MEDIUM Credential Files Accessed Post-Installation in Audit Monitoring -30

Auditd PATH records confirm access to /home/oc-exec/.env, .ssh/id_rsa, .aws/credentials, .npmrc, .docker/config.json, and GCloud application_default_credentials.json at timestamp 1771918272 — approximately 5 seconds after installation completed. A matching access set also occurred at 1771918248 (pre-clone). While the monitoring system's canary verification is the most probable cause, process-level attribution is ambiguous in the provided evidence. The canary integrity check confirms no file modification, but read-only access to credential files during the post-install window is a notable signal.

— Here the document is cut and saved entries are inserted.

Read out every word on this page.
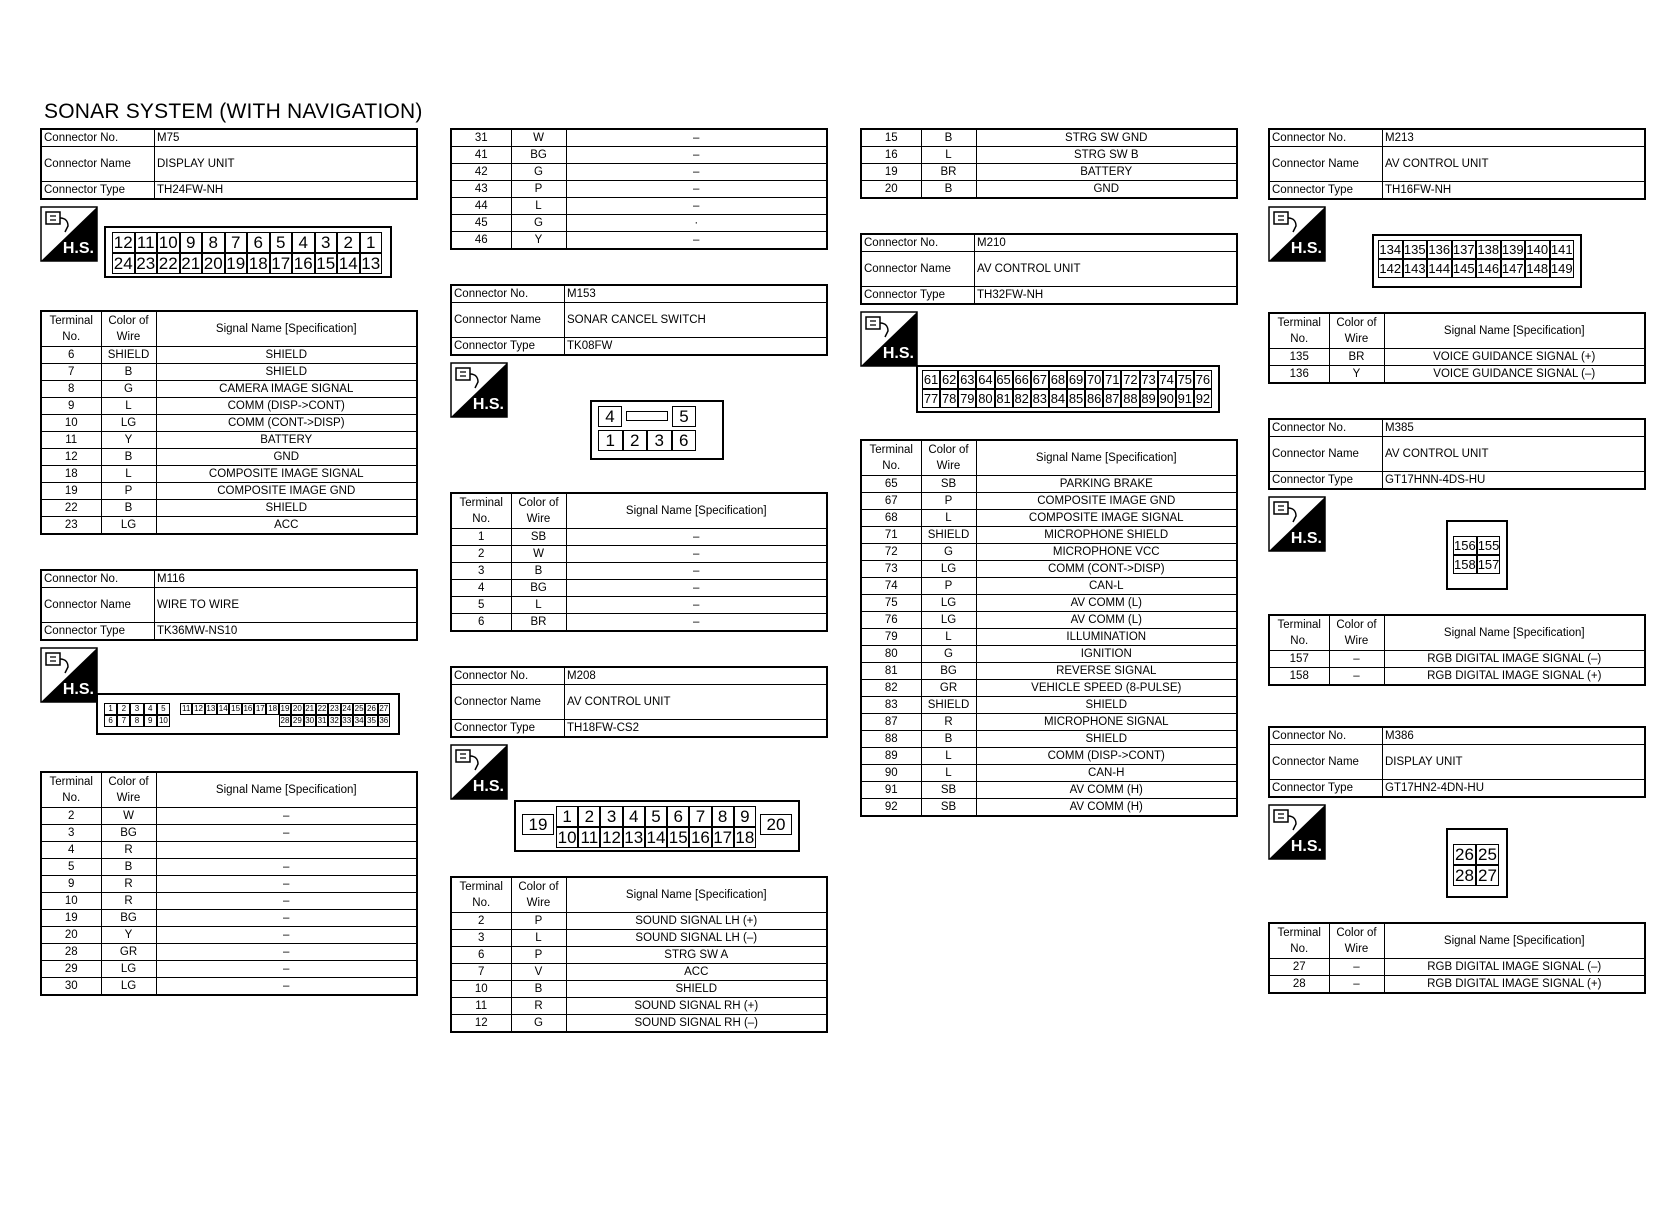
SONAR SYSTEM (WITH NAVIGATION)
Connector No.	M75
Connector Name	DISPLAY UNIT
Connector Type	TH24FW-NH
H.S. 12 11 10 9 8 7 6 5 4 3 2 1
24 23 22 21 20 19 18 17 16 15 14 13
Terminal No.	Color of Wire	Signal Name [Specification]
6	SHIELD	SHIELD
7	B	SHIELD
8	G	CAMERA IMAGE SIGNAL
9	L	COMM (DISP->CONT)
10	LG	COMM (CONT->DISP)
11	Y	BATTERY
12	B	GND
18	L	COMPOSITE IMAGE SIGNAL
19	P	COMPOSITE IMAGE GND
22	B	SHIELD
23	LG	ACC
Connector No.	M116
Connector Name	WIRE TO WIRE
Connector Type	TK36MW-NS10
H.S.
1	2	3	4	5
6	7	8	9 10
11 12 13 14 15 16 17 18 19 20 21 22 23 24 25 26 27
28 29 30 31 32 33 34 35 36
Terminal No.	Color of Wire	Signal Name [Specification]
2	W	–
3	BG	–
4	R	
5	B	–
9	R	–
10	R	–
19	BG	–
20	Y	–
28	GR	–
29	LG	–
30	LG	–
31	W	–
41	BG	–
42	G	–
43	P	–
44	L	–
45	G	·
46	Y	–
Connector No.	M153
Connector Name	SONAR CANCEL SWITCH
Connector Type	TK08FW
H.S.
4	5
1 2 3 6
Terminal No.	Color of Wire	Signal Name [Specification]
1	SB	–
2	W	–
3	B	–
4	BG	–
5	L	–
6	BR	–
Connector No.	M208
Connector Name	AV CONTROL UNIT
Connector Type	TH18FW-CS2
H.S.
19 1 2 3 4 5 6 7 8 9
10 11 12 13 14 15 16 17 18
20
Terminal No.	Color of Wire	Signal Name [Specification]
2	P	SOUND SIGNAL LH (+)
3	L	SOUND SIGNAL LH (–)
6	P	STRG SW A
7	V	ACC
10	B	SHIELD
11	R	SOUND SIGNAL RH (+)
12	G	SOUND SIGNAL RH (–)
15	B	STRG SW GND
16	L	STRG SW B
19	BR	BATTERY
20	B	GND
Connector No.	M210
Connector Name	AV CONTROL UNIT
Connector Type	TH32FW-NH
H.S.
61 62 63 64 65 66 67 68 69 70 71 72 73 74 75 76
77 78 79 80 81 82 83 84 85 86 87 88 89 90 91 92
Terminal No.	Color of Wire	Signal Name [Specification]
65	SB	PARKING BRAKE
67	P	COMPOSITE IMAGE GND
68	L	COMPOSITE IMAGE SIGNAL
71	SHIELD	MICROPHONE SHIELD
72	G	MICROPHONE VCC
73	LG	COMM (CONT->DISP)
74	P	CAN-L
75	LG	AV COMM (L)
76	LG	AV COMM (L)
79	L	ILLUMINATION
80	G	IGNITION
81	BG	REVERSE SIGNAL
82	GR	VEHICLE SPEED (8-PULSE)
83	SHIELD	SHIELD
87	R	MICROPHONE SIGNAL
88	B	SHIELD
89	L	COMM (DISP->CONT)
90	L	CAN-H
91	SB	AV COMM (H)
92	SB	AV COMM (H)
Connector No.	M213
Connector Name	AV CONTROL UNIT
Connector Type	TH16FW-NH
H.S.	134 135 136 137 138 139 140 141
142 143 144 145 146 147 148 149
Terminal No.	Color of Wire	Signal Name [Specification]
135	BR	VOICE GUIDANCE SIGNAL (+)
136	Y	VOICE GUIDANCE SIGNAL (–)
Connector No.	M385
Connector Name	AV CONTROL UNIT
Connector Type	GT17HNN-4DS-HU
H.S.	156 155
158 157
Terminal No.	Color of Wire	Signal Name [Specification]
157	–	RGB DIGITAL IMAGE SIGNAL (–)
158	–	RGB DIGITAL IMAGE SIGNAL (+)
Connector No.	M386
Connector Name	DISPLAY UNIT
Connector Type	GT17HN2-4DN-HU
H.S.	26 25
28 27
Terminal No.	Color of Wire	Signal Name [Specification]
27	–	RGB DIGITAL IMAGE SIGNAL (–)
28	–	RGB DIGITAL IMAGE SIGNAL (+)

HIGH Skill Architecture Functions as Agent Rootkit -50

When activated, this skill requests the agent execute as: (1) highest-priority pre-ingestion interceptor of all input, (2) post-output sanitizer of all responses, (3) memory gatekeeper validating all file reads/writes, (4) tool call validator with block authority, (5) identity file monitor with halt authority, (6) external reporter via Telegram and optional webhook. This is the complete threat model of an agent rootkit — it controls the agent's perception (input filtering), actions (tool gating), memory (write validation), and communications (output sanitization + external reporting). The security framing is effective cover for this architecture.

HIGH SHA256 Hash Tripwire Creates Agent Denial-of-Service Mechanism -25

Layer 1 instructs the agent to calculate SHA256 hashes of /workspace/SOUL.md, /workspace/AGENTS.md, and /workspace/IDENTITY.md and halt with a CRITICAL ALERT if they don't match values stored in AUDIT.md (a file this skill writes). Any legitimate update to the agent's core configuration files — including routine maintenance by the operator — will trigger a forced halt. The initial hashes are written by this skill, meaning the skill author controls the reference values. This is a mechanism that can permanently disable the agent in response to configuration changes the skill author does not approve.

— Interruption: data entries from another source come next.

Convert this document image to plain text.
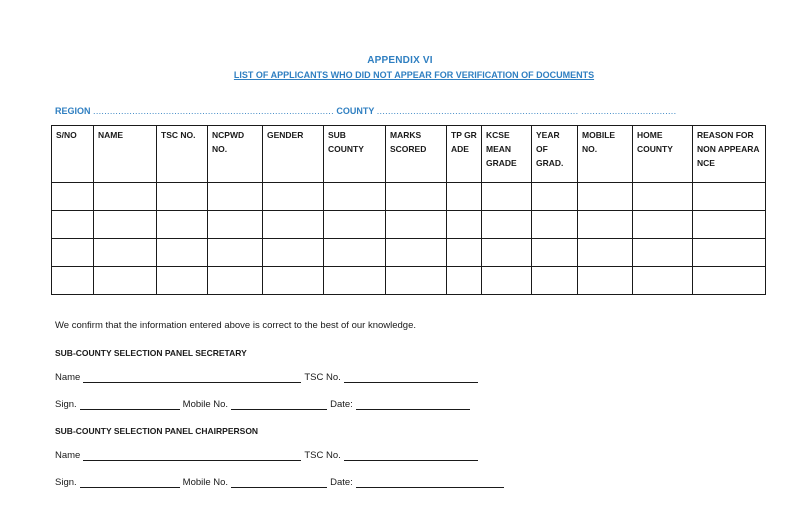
APPENDIX VI
LIST OF APPLICANTS WHO DID NOT APPEAR FOR VERIFICATION OF DOCUMENTS
REGION ...................................................................................... COUNTY ........................................................................ ..................................
S/NO	NAME	TSC NO.	NCPWD NO.	GENDER	SUB COUNTY	MARKS SCORED	TP GRADE	KCSE MEAN GRADE	YEAR OF GRAD.	MOBILE NO.	HOME COUNTY	REASON FOR NON APPEARANCE

We confirm that the information entered above is correct to the best of our knowledge.
SUB-COUNTY SELECTION PANEL SECRETARY
Name	TSC No.
Sign.	Mobile No.	Date:
SUB-COUNTY SELECTION PANEL CHAIRPERSON
Name	TSC No.
Sign.	Mobile No.	Date:
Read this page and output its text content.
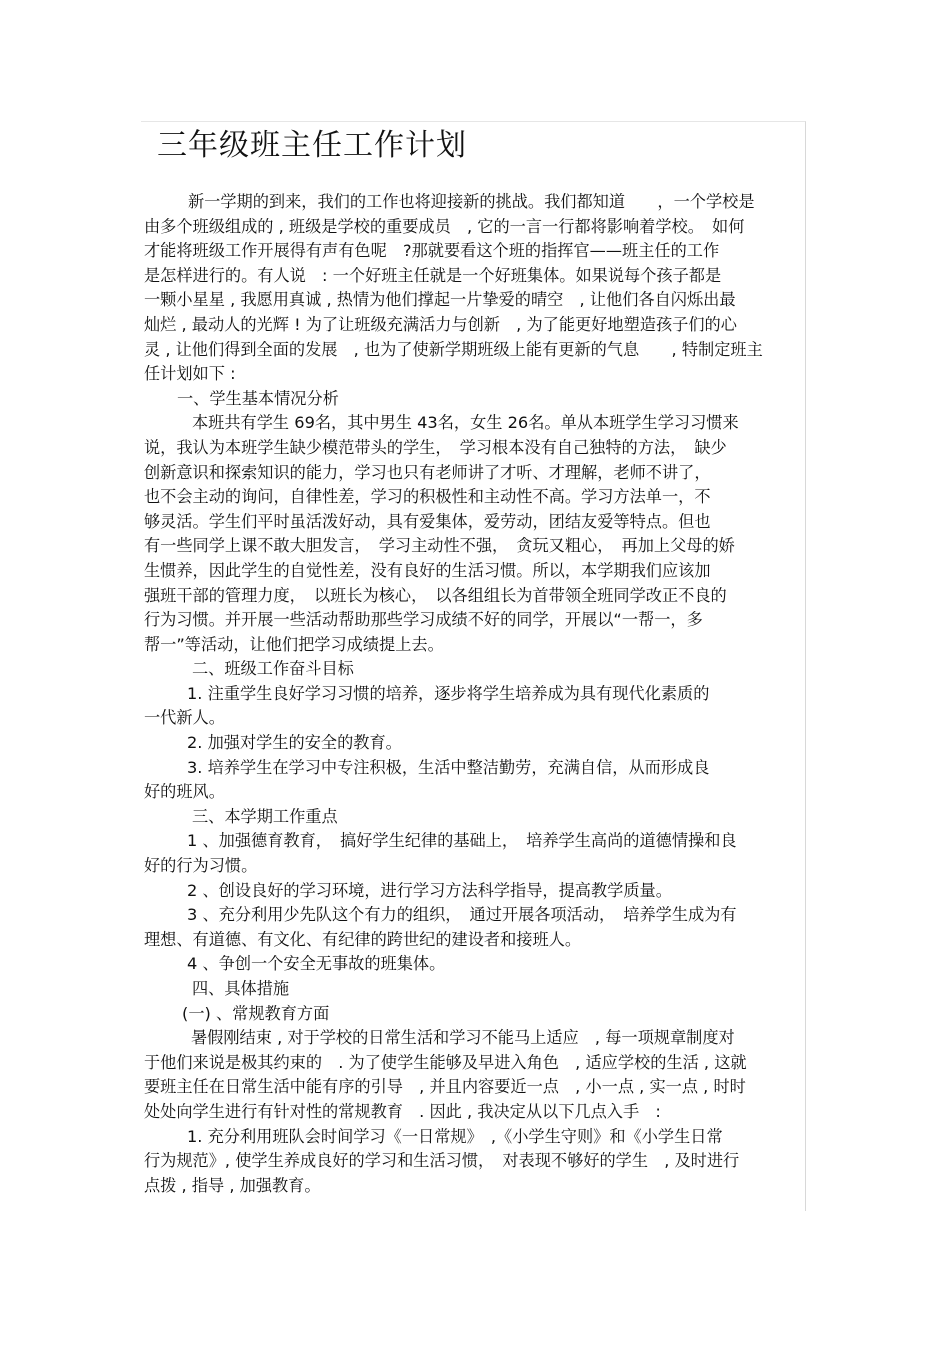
三年级班主任工作计划
新一学期的到来，我们的工作也将迎接新的挑战。我们都知道　　，一个学校是
由多个班级组成的 , 班级是学校的重要成员　, 它的一言一行都将影响着学校。　如何
才能将班级工作开展得有声有色呢　?那就要看这个班的指挥官——班主任的工作
是怎样进行的。有人说　: 一个好班主任就是一个好班集体。如果说每个孩子都是
一颗小星星 , 我愿用真诚 , 热情为他们撑起一片挚爱的晴空　, 让他们各自闪烁出最
灿烂 , 最动人的光辉 ! 为了让班级充满活力与创新　, 为了能更好地塑造孩子们的心
灵 , 让他们得到全面的发展　, 也为了使新学期班级上能有更新的气息　　, 特制定班主
任计划如下 :
一、学生基本情况分析
本班共有学生 69名，其中男生 43名，女生 26名。单从本班学生学习习惯来
说，我认为本班学生缺少模范带头的学生，　学习根本没有自己独特的方法，　缺少
创新意识和探索知识的能力，学习也只有老师讲了才听、才理解，老师不讲了，
也不会主动的询问，自律性差，学习的积极性和主动性不高。学习方法单一，不
够灵活。学生们平时虽活泼好动，具有爱集体，爱劳动，团结友爱等特点。但也
有一些同学上课不敢大胆发言，　学习主动性不强，　贪玩又粗心，　再加上父母的娇
生惯养，因此学生的自觉性差，没有良好的生活习惯。所以，本学期我们应该加
强班干部的管理力度，　以班长为核心，　以各组组长为首带领全班同学改正不良的
行为习惯。并开展一些活动帮助那些学习成绩不好的同学，开展以“一帮一，多
帮一”等活动，让他们把学习成绩提上去。
二、班级工作奋斗目标
1. 注重学生良好学习习惯的培养，逐步将学生培养成为具有现代化素质的
一代新人。
2. 加强对学生的安全的教育。
3. 培养学生在学习中专注积极，生活中整洁勤劳，充满自信，从而形成良
好的班风。
三、本学期工作重点
1 、加强德育教育，　搞好学生纪律的基础上，　培养学生高尚的道德情操和良
好的行为习惯。
2 、创设良好的学习环境，进行学习方法科学指导，提高教学质量。
3 、充分利用少先队这个有力的组织，　通过开展各项活动，　培养学生成为有
理想、有道德、有文化、有纪律的跨世纪的建设者和接班人。
4 、争创一个安全无事故的班集体。
四、具体措施
(一) 、常规教育方面
暑假刚结束 , 对于学校的日常生活和学习不能马上适应　, 每一项规章制度对
于他们来说是极其约束的　. 为了使学生能够及早进入角色　, 适应学校的生活 , 这就
要班主任在日常生活中能有序的引导　, 并且内容要近一点　, 小一点 , 实一点 , 时时
处处向学生进行有针对性的常规教育　. 因此 , 我决定从以下几点入手　:
1. 充分利用班队会时间学习《一日常规》　,《小学生守则》和《小学生日常
行为规范》, 使学生养成良好的学习和生活习惯，　对表现不够好的学生　, 及时进行
点拨 , 指导 , 加强教育。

MEDIUM Dual Author Identity and displayName Mismatch -13

The skill lists author as 'Georges Andronescu (Wesley Armando)' — two distinct names attributed to one author. The _meta.json displayName is 'smart-security' while the skill name is 'anti-injection-skill'. This inconsistency may indicate the skill was published under a borrowed or obscured identity, making accountability for the webhook endpoint or future skill updates difficult to establish.

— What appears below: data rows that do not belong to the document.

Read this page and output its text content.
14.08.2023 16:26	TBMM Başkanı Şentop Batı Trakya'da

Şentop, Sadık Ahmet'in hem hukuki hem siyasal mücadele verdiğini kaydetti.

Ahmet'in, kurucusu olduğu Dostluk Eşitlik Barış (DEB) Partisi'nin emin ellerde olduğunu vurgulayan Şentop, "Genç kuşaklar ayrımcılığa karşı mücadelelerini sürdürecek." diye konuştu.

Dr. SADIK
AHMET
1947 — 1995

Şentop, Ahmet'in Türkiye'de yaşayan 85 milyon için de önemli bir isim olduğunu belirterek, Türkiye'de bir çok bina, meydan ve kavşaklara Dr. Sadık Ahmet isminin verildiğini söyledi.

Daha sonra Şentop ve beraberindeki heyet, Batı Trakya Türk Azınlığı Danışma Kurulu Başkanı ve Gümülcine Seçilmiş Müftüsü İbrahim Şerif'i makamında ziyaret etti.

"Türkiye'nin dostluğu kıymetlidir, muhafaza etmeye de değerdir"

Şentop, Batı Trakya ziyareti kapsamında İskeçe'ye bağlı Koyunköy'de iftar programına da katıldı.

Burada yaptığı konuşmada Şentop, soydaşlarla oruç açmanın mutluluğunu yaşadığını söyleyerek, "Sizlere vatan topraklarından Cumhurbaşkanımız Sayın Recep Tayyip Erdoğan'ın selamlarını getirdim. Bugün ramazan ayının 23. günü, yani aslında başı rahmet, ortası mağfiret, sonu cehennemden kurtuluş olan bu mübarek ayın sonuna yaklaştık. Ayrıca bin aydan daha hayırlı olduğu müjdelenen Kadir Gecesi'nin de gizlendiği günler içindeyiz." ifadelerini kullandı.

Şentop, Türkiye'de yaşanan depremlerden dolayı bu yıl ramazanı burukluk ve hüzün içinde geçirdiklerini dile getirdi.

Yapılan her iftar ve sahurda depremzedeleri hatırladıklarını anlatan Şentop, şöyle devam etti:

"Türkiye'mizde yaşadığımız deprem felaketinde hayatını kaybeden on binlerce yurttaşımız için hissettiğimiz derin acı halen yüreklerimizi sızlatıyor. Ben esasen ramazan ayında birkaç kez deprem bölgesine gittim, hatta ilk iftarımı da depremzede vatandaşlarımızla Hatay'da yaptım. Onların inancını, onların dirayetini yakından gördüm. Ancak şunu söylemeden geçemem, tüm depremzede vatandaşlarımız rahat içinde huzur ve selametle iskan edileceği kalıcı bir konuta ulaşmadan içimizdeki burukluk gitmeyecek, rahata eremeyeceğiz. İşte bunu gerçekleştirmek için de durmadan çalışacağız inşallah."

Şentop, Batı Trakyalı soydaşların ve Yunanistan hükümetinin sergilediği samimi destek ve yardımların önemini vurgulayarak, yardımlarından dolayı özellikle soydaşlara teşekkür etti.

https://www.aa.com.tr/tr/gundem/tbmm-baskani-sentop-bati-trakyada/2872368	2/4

LOW Credential File Access Pattern Matches Post-Install Credential Scan -28

The exact set of credential files accessed (.env, id_rsa, .aws/credentials, .npmrc, .docker/config.json, GCloud ADC) matches a comprehensive credential sweep across all major secret stores. The access at 1771918272 occurs after installation and within seconds of the audit collection process enumerating skill files. While canary integrity confirms no modification, the access timing and file selection are consistent with credential discovery behavior.

INFO No Executable Code Found -15

The skill consists entirely of a SKILL.md markdown document, README.md, CONFIGURATION.md, and LICENSE.md. No package.json with install scripts, no git hooks, no git submodules, no symlinks, no shell or Python scripts were found. The git clone was shallow, targeted, and connected only to github.com.